The high cost of power is another factor which has been looked at apprehensively regarding the plant in the long run. As per the agreement signed by KSEB, it will procure electricity at a cost of Rs 6.17 per unit. According to reports, this is higher than the usual procurement cost of Rs 3.

Even Kerala power minister MM Mani told the media on Tuesday that the rate is higher than usual. He stated that the KSEB will bear the extra expense to encourage such projects, which provide an effective solution to the state’s waste problem. But, how far this will be practical remains to be seen.

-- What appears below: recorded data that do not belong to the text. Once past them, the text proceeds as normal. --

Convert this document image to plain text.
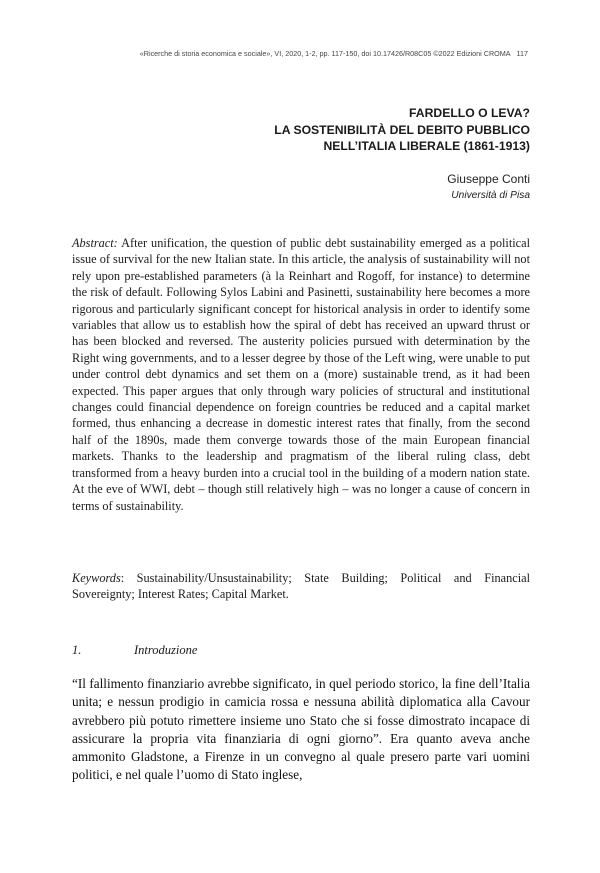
«Ricerche di storia economica e sociale», VI, 2020, 1-2, pp. 117-150, doi 10.17426/R08C05 ©2022 Edizioni CROMA 117
FARDELLO O LEVA?
LA SOSTENIBILITÀ DEL DEBITO PUBBLICO
NELL’ITALIA LIBERALE (1861-1913)
Giuseppe Conti
Università di Pisa
Abstract: After unification, the question of public debt sustainability emerged as a political issue of survival for the new Italian state. In this article, the analysis of sustainability will not rely upon pre-established parameters (à la Reinhart and Rogoff, for instance) to determine the risk of default. Following Sylos Labini and Pasinetti, sustainability here becomes a more rigorous and particularly significant concept for historical analysis in order to identify some variables that allow us to establish how the spiral of debt has received an upward thrust or has been blocked and reversed. The austerity policies pursued with determination by the Right wing governments, and to a lesser degree by those of the Left wing, were unable to put under control debt dynamics and set them on a (more) sustainable trend, as it had been expected. This paper argues that only through wary policies of structural and institutional changes could financial dependence on foreign countries be reduced and a capital market formed, thus enhancing a decrease in domestic interest rates that finally, from the second half of the 1890s, made them converge towards those of the main European financial markets. Thanks to the leadership and pragmatism of the liberal ruling class, debt transformed from a heavy burden into a crucial tool in the building of a modern nation state. At the eve of WWI, debt – though still relatively high – was no longer a cause of concern in terms of sustainability.
Keywords: Sustainability/Unsustainability; State Building; Political and Financial Sovereignty; Interest Rates; Capital Market.
1.	Introduzione

“Il fallimento finanziario avrebbe significato, in quel periodo storico, la fine dell’Italia unita; e nessun prodigio in camicia rossa e nessuna abilità diplomatica alla Cavour avrebbero più potuto rimettere insieme uno Stato che si fosse dimostrato incapace di assicurare la propria vita finanziaria di ogni giorno”. Era quanto aveva anche ammonito Gladstone, a Firenze in un convegno al quale presero parte vari uomini politici, e nel quale l’uomo di Stato inglese,
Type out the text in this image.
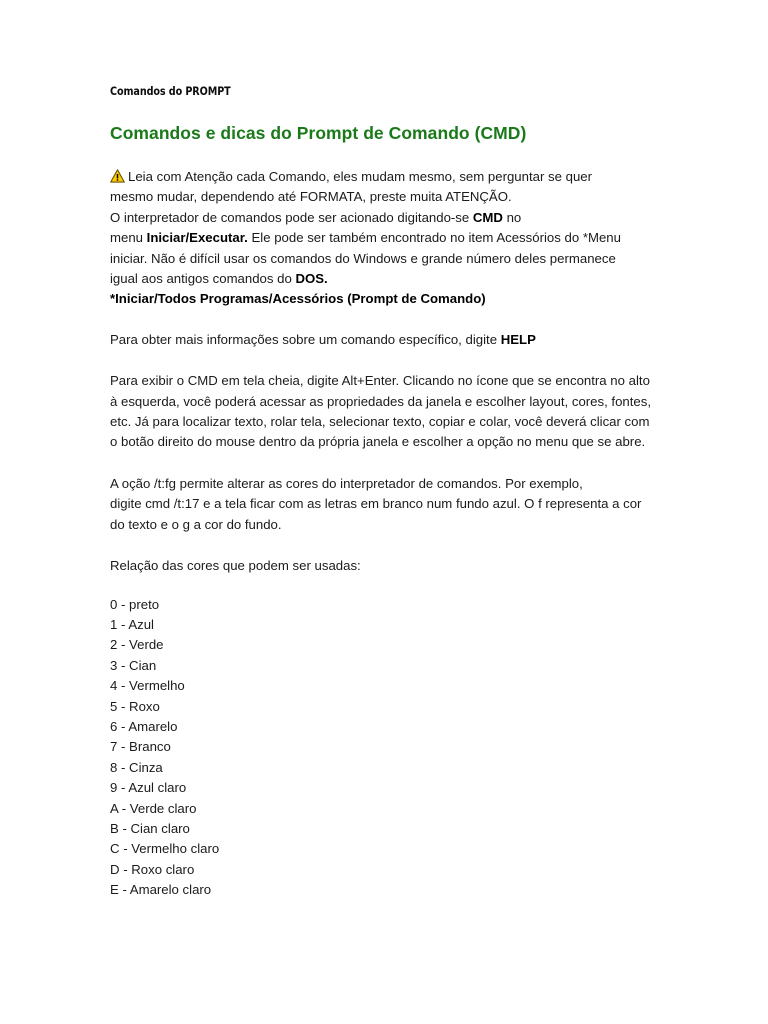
Comandos do PROMPT
Comandos e dicas do Prompt de Comando (CMD)

Leia com Atenção cada Comando, eles mudam mesmo, sem perguntar se quer
mesmo mudar, dependendo até FORMATA, preste muita ATENÇÃO.
O interpretador de comandos pode ser acionado digitando-se CMD no
menu Iniciar/Executar. Ele pode ser também encontrado no item Acessórios do *Menu
iniciar. Não é difícil usar os comandos do Windows e grande número deles permanece
igual aos antigos comandos do DOS.

*Iniciar/Todos Programas/Acessórios (Prompt de Comando)

Para obter mais informações sobre um comando específico, digite HELP

Para exibir o CMD em tela cheia, digite Alt+Enter. Clicando no ícone que se encontra no alto à esquerda, você poderá acessar as propriedades da janela e escolher layout, cores, fontes, etc. Já para localizar texto, rolar tela, selecionar texto, copiar e colar, você deverá clicar com o botão direito do mouse dentro da própria janela e escolher a opção no menu que se abre.

A oção /t:fg permite alterar as cores do interpretador de comandos. Por exemplo,
digite cmd /t:17 e a tela ficar com as letras em branco num fundo azul. O f representa a cor
do texto e o g a cor do fundo.

Relação das cores que podem ser usadas:

0 - preto
1 - Azul
2 - Verde
3 - Cian
4 - Vermelho
5 - Roxo
6 - Amarelo
7 - Branco
8 - Cinza
9 - Azul claro
A - Verde claro
B - Cian claro
C - Vermelho claro
D - Roxo claro
E - Amarelo claro
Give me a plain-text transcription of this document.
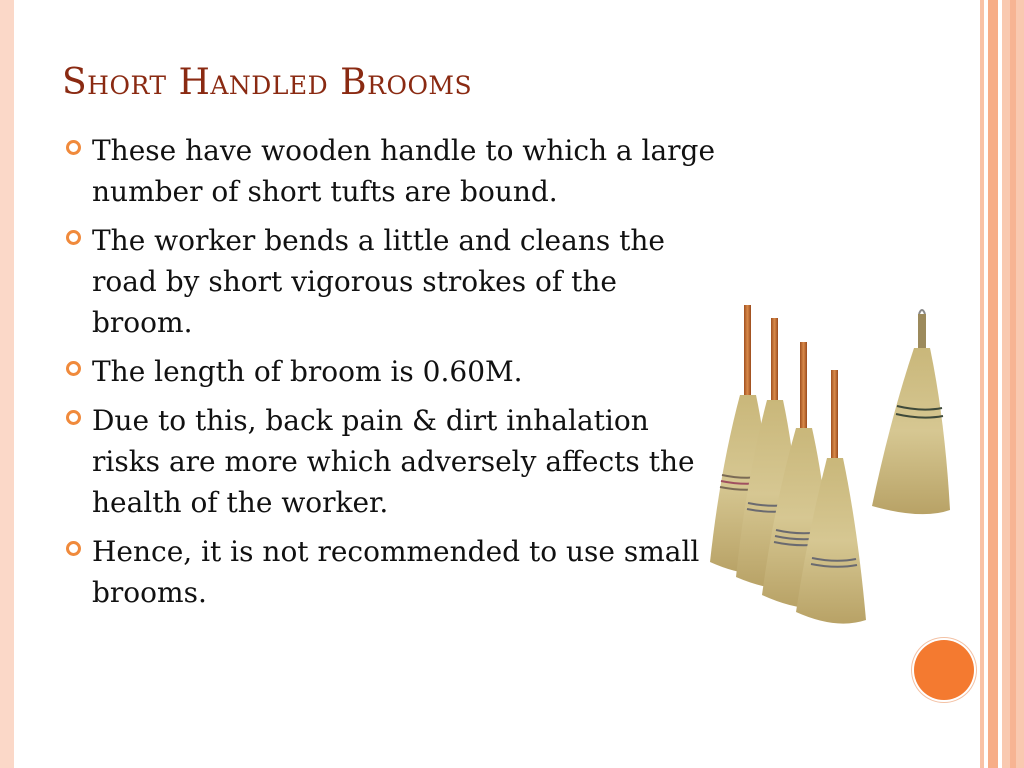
Short Handled Brooms
These have wooden handle to which a large number of short tufts are bound.
The worker bends a little and cleans the road by short vigorous strokes of the broom.
The length of broom is 0.60M.
Due to this, back pain & dirt inhalation risks are more which adversely affects the health of the worker.
Hence, it is not recommended to use small brooms.
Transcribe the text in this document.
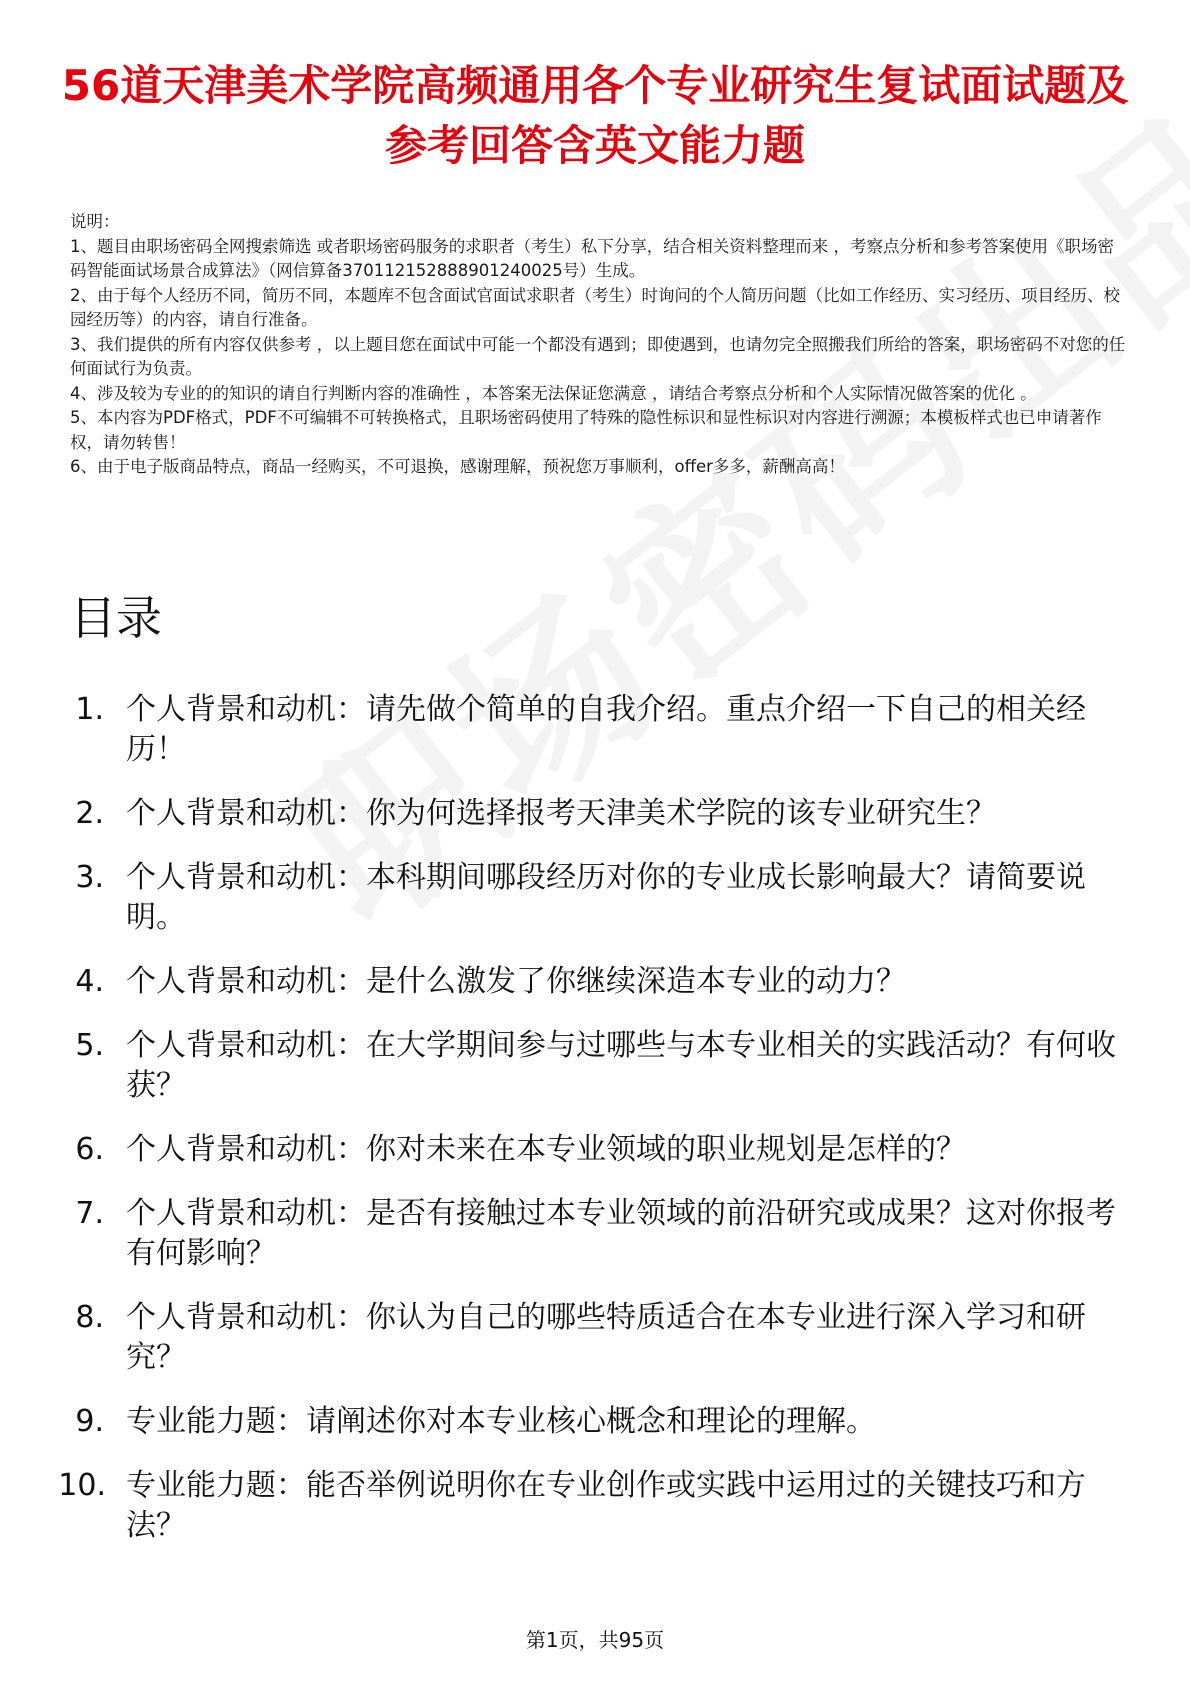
56道天津美术学院高频通用各个专业研究生复试面试题及参考回答含英文能力题

说明：

1、题目由职场密码全网搜索筛选 或者职场密码服务的求职者（考生）私下分享，结合相关资料整理而来 ，考察点分析和参考答案使用《职场密码智能面试场景合成算法》（网信算备370112152888901240025号）生成。

2、由于每个人经历不同，简历不同，本题库不包含面试官面试求职者（考生）时询问的个人简历问题（比如工作经历、实习经历、项目经历、校园经历等）的内容，请自行准备。

3、我们提供的所有内容仅供参考 ，以上题目您在面试中可能一个都没有遇到；即使遇到，也请勿完全照搬我们所给的答案，职场密码不对您的任何面试行为负责。

4、涉及较为专业的的知识的请自行判断内容的准确性 ，本答案无法保证您满意 ，请结合考察点分析和个人实际情况做答案的优化 。

5、本内容为PDF格式，PDF不可编辑不可转换格式，且职场密码使用了特殊的隐性标识和显性标识对内容进行溯源；本模板样式也已申请著作权，请勿转售！

6、由于电子版商品特点，商品一经购买，不可退换，感谢理解，预祝您万事顺利，offer多多，薪酬高高！

目录
1. 个人背景和动机：请先做个简单的自我介绍。重点介绍一下自己的相关经历！
2. 个人背景和动机：你为何选择报考天津美术学院的该专业研究生？
3. 个人背景和动机：本科期间哪段经历对你的专业成长影响最大？请简要说明。
4. 个人背景和动机：是什么激发了你继续深造本专业的动力？
5. 个人背景和动机：在大学期间参与过哪些与本专业相关的实践活动？有何收获？
6. 个人背景和动机：你对未来在本专业领域的职业规划是怎样的？
7. 个人背景和动机：是否有接触过本专业领域的前沿研究或成果？这对你报考有何影响？
8. 个人背景和动机：你认为自己的哪些特质适合在本专业进行深入学习和研究？
9. 专业能力题：请阐述你对本专业核心概念和理论的理解。
10. 专业能力题：能否举例说明你在专业创作或实践中运用过的关键技巧和方法？
第1页，共95页
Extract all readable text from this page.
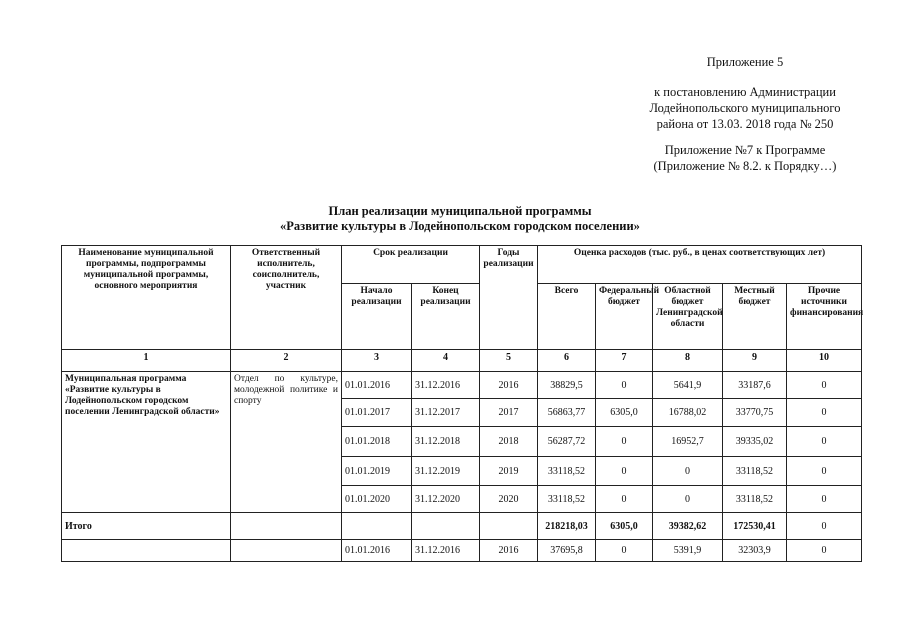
Приложение 5
к постановлению Администрации
Лодейнопольского муниципального
района от 13.03. 2018 года № 250
Приложение №7 к Программе
(Приложение № 8.2. к Порядку…)
План реализации муниципальной программы
«Развитие культуры в Лодейнопольском городском поселении»
Наименование муниципальной программы, подпрограммы муниципальной программы, основного мероприятия	Ответственный исполнитель, соисполнитель, участник	Срок реализации		Годы реализации	Оценка расходов (тыс. руб., в ценах соответствующих лет)				
		Начало реализации	Конец реализации		Всего	Федеральный бюджет	Областной бюджет Ленинградской области	Местный бюджет	Прочие источники финансирования
1	2	3	4	5	6	7	8	9	10
Муниципальная программа «Развитие культуры в Лодейнопольском городском поселении Ленинградской области»	Отдел по культуре, молодежной политике и спорту	01.01.2016	31.12.2016	2016	38829,5	0	5641,9	33187,6	0
		01.01.2017	31.12.2017	2017	56863,77	6305,0	16788,02	33770,75	0
		01.01.2018	31.12.2018	2018	56287,72	0	16952,7	39335,02	0
		01.01.2019	31.12.2019	2019	33118,52	0	0	33118,52	0
		01.01.2020	31.12.2020	2020	33118,52	0	0	33118,52	0
Итого					218218,03	6305,0	39382,62	172530,41	0
		01.01.2016	31.12.2016	2016	37695,8	0	5391,9	32303,9	0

Justice AV Ramakrishna Pillai, the chairman of the state-level monitoring committee appointed by the National Green Tribunal, said that the cost of generating power was his only apprehension. “But since the state government has made plans to address the issue, it should not be a problem,” Justice Ramakrishna Pillai told TNM.

Kochi's waste generation

As per the project, Kochi Corporation is required to deliver 300 metric tonnes of Municipal Solid Waste (MSW) daily for the functioning of the plant. But according to reports, only about 150 metric ton MSW is produced daily in the corporation limits.

“If they have plans to source waste from outside the Corporation’s limits, daily transportation of this will give rise to more concerns,” says Velayudhan PK, president of Vadavucode-Puthencruz Gram Panchayat, where this plant will be located.

The plant will be constructed on 20 acres of land in Brahmapuram, near the existing waste management plant.

“Everything related to waste in Kochi comes to our place. Waste has been dumped here for years, now another plant is also going to come. We are really concerned about the pollution it will cause,” Velayudhan says.

Meanwhile, the company states that ‘leachates and ash residues from the process will be treated within the facility and no further land, air and water pollution will be induced from this plant.’ It also states that the emission levels from the plant will ‘comfortably meet all Indian standards and exceeds European requirements.’